Disclaimer
The following is a review of a presentation given at FLOSSUK Spring DevOps Conference. The event was held at Mary Ward House in London between 15th-17th March 2016. Although this is a description of a presentation with some dissection of what was discussed it is not a verbatim account and will contain personal impressions and interpretation. The content therefore does not reflect the quality of the original presentation and should be considered a review and personal opinion.
This is one of a series of reviews of the talks I saw at the event.
Introduction
Dawn has spent a number of years working across the broad spectrum of software development organisations in the United States and beyond, she gave a very personal account of how to have an open source career and life. Her earlier career was working with manufacturers, since they do not see software as anything but a sunk cost, it isn’t their income they are averse to spending large sums. It is for this reason that there is a generous uptake of open source in the manufacturing industries.
Dawn during her presentation
This is where Dawn first encountered OS and she quickly became fascinated by how the communities worked and in particular how they came to evolve such complex software projects.
A Career in Open Source
Dawn covered three main areas in her talk as well as highlighting many of the people she had worked with across various communities. She spoke on:
- Why have a career in Open Source?
- How to make it happen.
- Time Management - and how to avoid burnout.

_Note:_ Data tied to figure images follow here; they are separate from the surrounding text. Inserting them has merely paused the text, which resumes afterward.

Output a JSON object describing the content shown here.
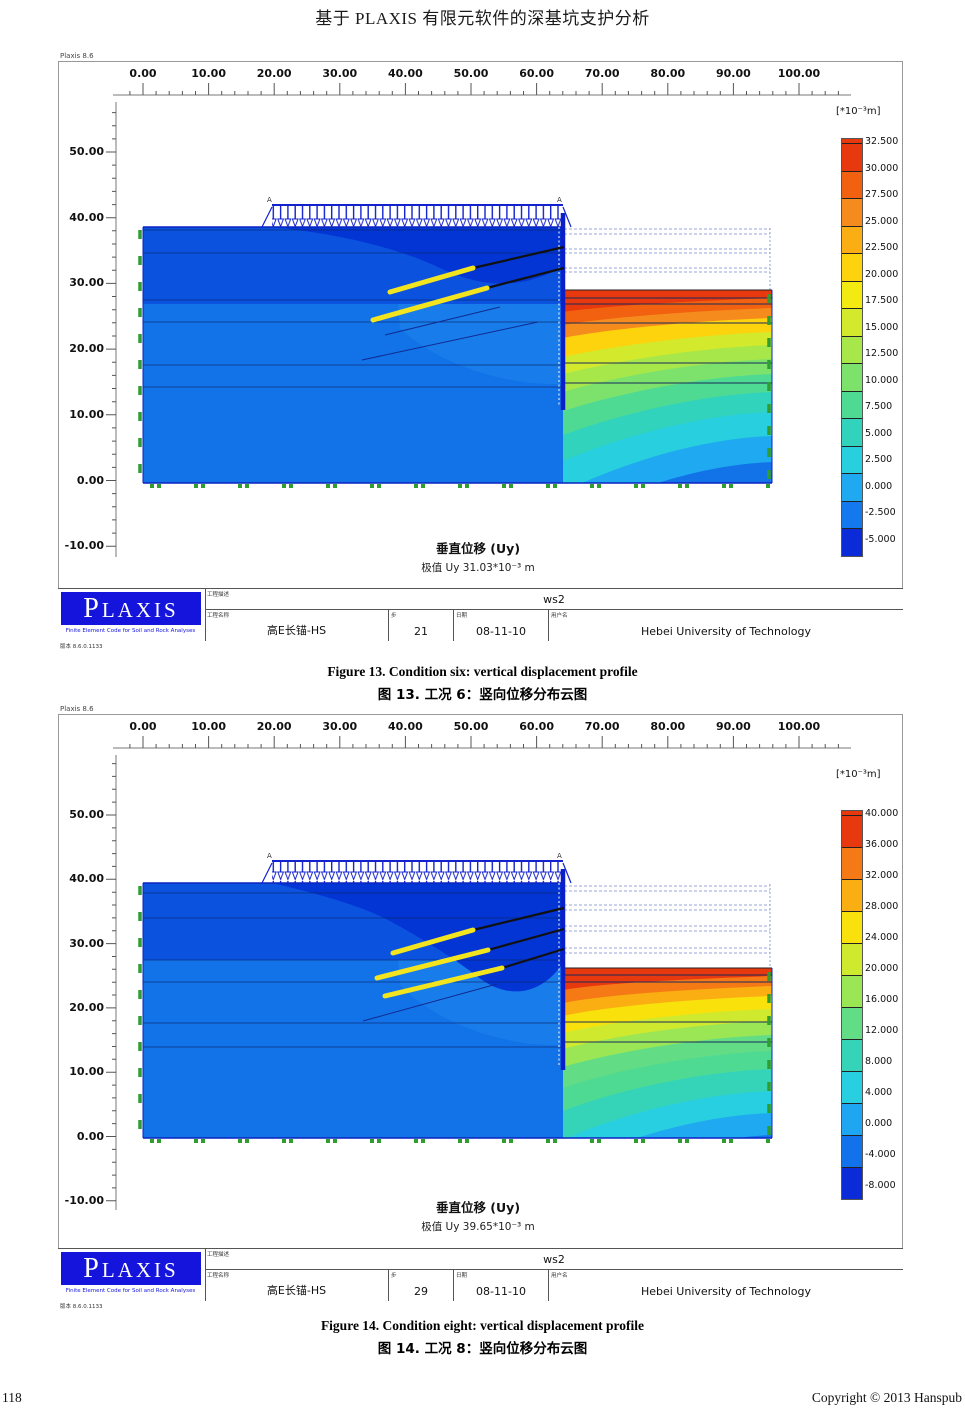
{
  "page": {
    "header_title": "基于 PLAXIS 有限元软件的深基坑支护分析",
    "footer_page_number": "118",
    "footer_copyright": "Copyright © 2013 Hanspub"
  },
  "plaxis_logo": {
    "name": "PLAXIS",
    "tagline": "Finite Element Code for Soil and Rock Analyses",
    "version": "版本 8.6.0.1133"
  },
  "figure13": {
    "window_label": "Plaxis 8.6",
    "marker_a": "A",
    "caption_en": "Figure 13. Condition six: vertical displacement profile",
    "caption_zh": "图 13. 工况 6：竖向位移分布云图",
    "info": {
      "description_label": "工程描述",
      "description_value": "ws2",
      "name_label": "工程名称",
      "name_value": "高E长锚-HS",
      "step_label": "步",
      "step_value": "21",
      "date_label": "日期",
      "date_value": "08-11-10",
      "user_label": "用户名",
      "user_value": "Hebei University of Technology"
    }
  },
  "figure14": {
    "window_label": "Plaxis 8.6",
    "marker_a": "A",
    "caption_en": "Figure 14. Condition eight: vertical displacement profile",
    "caption_zh": "图 14. 工况 8：竖向位移分布云图",
    "info": {
      "description_label": "工程描述",
      "description_value": "ws2",
      "name_label": "工程名称",
      "name_value": "高E长锚-HS",
      "step_label": "步",
      "step_value": "29",
      "date_label": "日期",
      "date_value": "08-11-10",
      "user_label": "用户名",
      "user_value": "Hebei University of Technology"
    }
  },
  "chart_data": [
    {
      "type": "heatmap",
      "figure": "13",
      "title": "垂直位移 (Uy)",
      "extreme": "极值 Uy 31.03*10⁻³ m",
      "unit_label": "[*10⁻³m]",
      "x_ticks": [
        "0.00",
        "10.00",
        "20.00",
        "30.00",
        "40.00",
        "50.00",
        "60.00",
        "70.00",
        "80.00",
        "90.00",
        "100.00"
      ],
      "y_ticks": [
        "50.00",
        "40.00",
        "30.00",
        "20.00",
        "10.00",
        "0.00",
        "-10.00"
      ],
      "legend_values": [
        "32.500",
        "30.000",
        "27.500",
        "25.000",
        "22.500",
        "20.000",
        "17.500",
        "15.000",
        "12.500",
        "10.000",
        "7.500",
        "5.000",
        "2.500",
        "0.000",
        "-2.500",
        "-5.000"
      ],
      "legend_colors": [
        "#E8380D",
        "#F2610F",
        "#F58A1D",
        "#FAAE14",
        "#FCD30C",
        "#F2EA10",
        "#D3EA2C",
        "#A8E749",
        "#7CE26B",
        "#4FDA93",
        "#32D3BC",
        "#27CFDF",
        "#1FA9F1",
        "#1478EE",
        "#0B2BD8"
      ],
      "legend_position": "right",
      "x_range": [
        0,
        100
      ],
      "y_range": [
        -10,
        50
      ]
    },
    {
      "type": "heatmap",
      "figure": "14",
      "title": "垂直位移 (Uy)",
      "extreme": "极值 Uy 39.65*10⁻³ m",
      "unit_label": "[*10⁻³m]",
      "x_ticks": [
        "0.00",
        "10.00",
        "20.00",
        "30.00",
        "40.00",
        "50.00",
        "60.00",
        "70.00",
        "80.00",
        "90.00",
        "100.00"
      ],
      "y_ticks": [
        "50.00",
        "40.00",
        "30.00",
        "20.00",
        "10.00",
        "0.00",
        "-10.00"
      ],
      "legend_values": [
        "40.000",
        "36.000",
        "32.000",
        "28.000",
        "24.000",
        "20.000",
        "16.000",
        "12.000",
        "8.000",
        "4.000",
        "0.000",
        "-4.000",
        "-8.000"
      ],
      "legend_colors": [
        "#E8380D",
        "#F57A16",
        "#FBAE12",
        "#F9E20B",
        "#CFE92F",
        "#9AE655",
        "#62DC85",
        "#35D4B8",
        "#27CFE0",
        "#1FA6F2",
        "#1272EC",
        "#0B2BD8"
      ],
      "legend_position": "right",
      "x_range": [
        0,
        100
      ],
      "y_range": [
        -10,
        50
      ]
    }
  ]
}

This very personal lists of reasons has echoes for me personally as it could have been a list I wrote myself. Dawn managed to summarise quite distinctly the reasons to be involved with communities. Splitting them into the three sections made them easier to absorb and relate to.
Why?
- Meet people from all over the world
- Meet them in different groups - the same people often belong to more than one community
- Travel - attend conferences and work with different companies of people
- Open Source feels like you can talk more freely and companies seem to enjoy being known for their use of free software - a badge of pride
- Open Source gives you more personal visibility
- Open Source shows your talents and work
- Free as in freedom
- Innovative
- Cooperative
- Interesting
- You get to have fun even with those people who are your competitors
How
- Start a new project - it should always be something that you need, not what you think others will want
- Build a project
- Build a company - Hard and rewarding
- Participate
- Learn new skills
- become known
- Open Source projects need people with lots of skills
- Work for an open source company
- Bring open source software into your current job
- Write and speak about open source
- Try consulting on the open source skills you have
- Companies need help to implement
- Companies can use open source contributors
- Documentation - the best route into any new project and the most common forst step
- Be Nice
- Be nice with people, not everyone has your abilities
- Improves your job chances - you never know where you may end up working
- Networking, keep in touch with people
- Makes for more interesting conversations
Time Management
- Prioritise
- everything seems urgent
- Most things will wait
- Delegate
- Wait, give other people time to contribute in conversations
- Don’t set a false expectation of what you can do
- Step back every now and again and recuperate
- Document processes and procedures
- Helps with delegation
- Builds FAQs
- Write common answers down
- Take time off for hobbies or a vacation
- Do something fun each day
Dawn’s talk was sensible, empathetic and thoughtful. It was clear that she had found a good balance in both her life, her career and her open source participation which was healthy for her.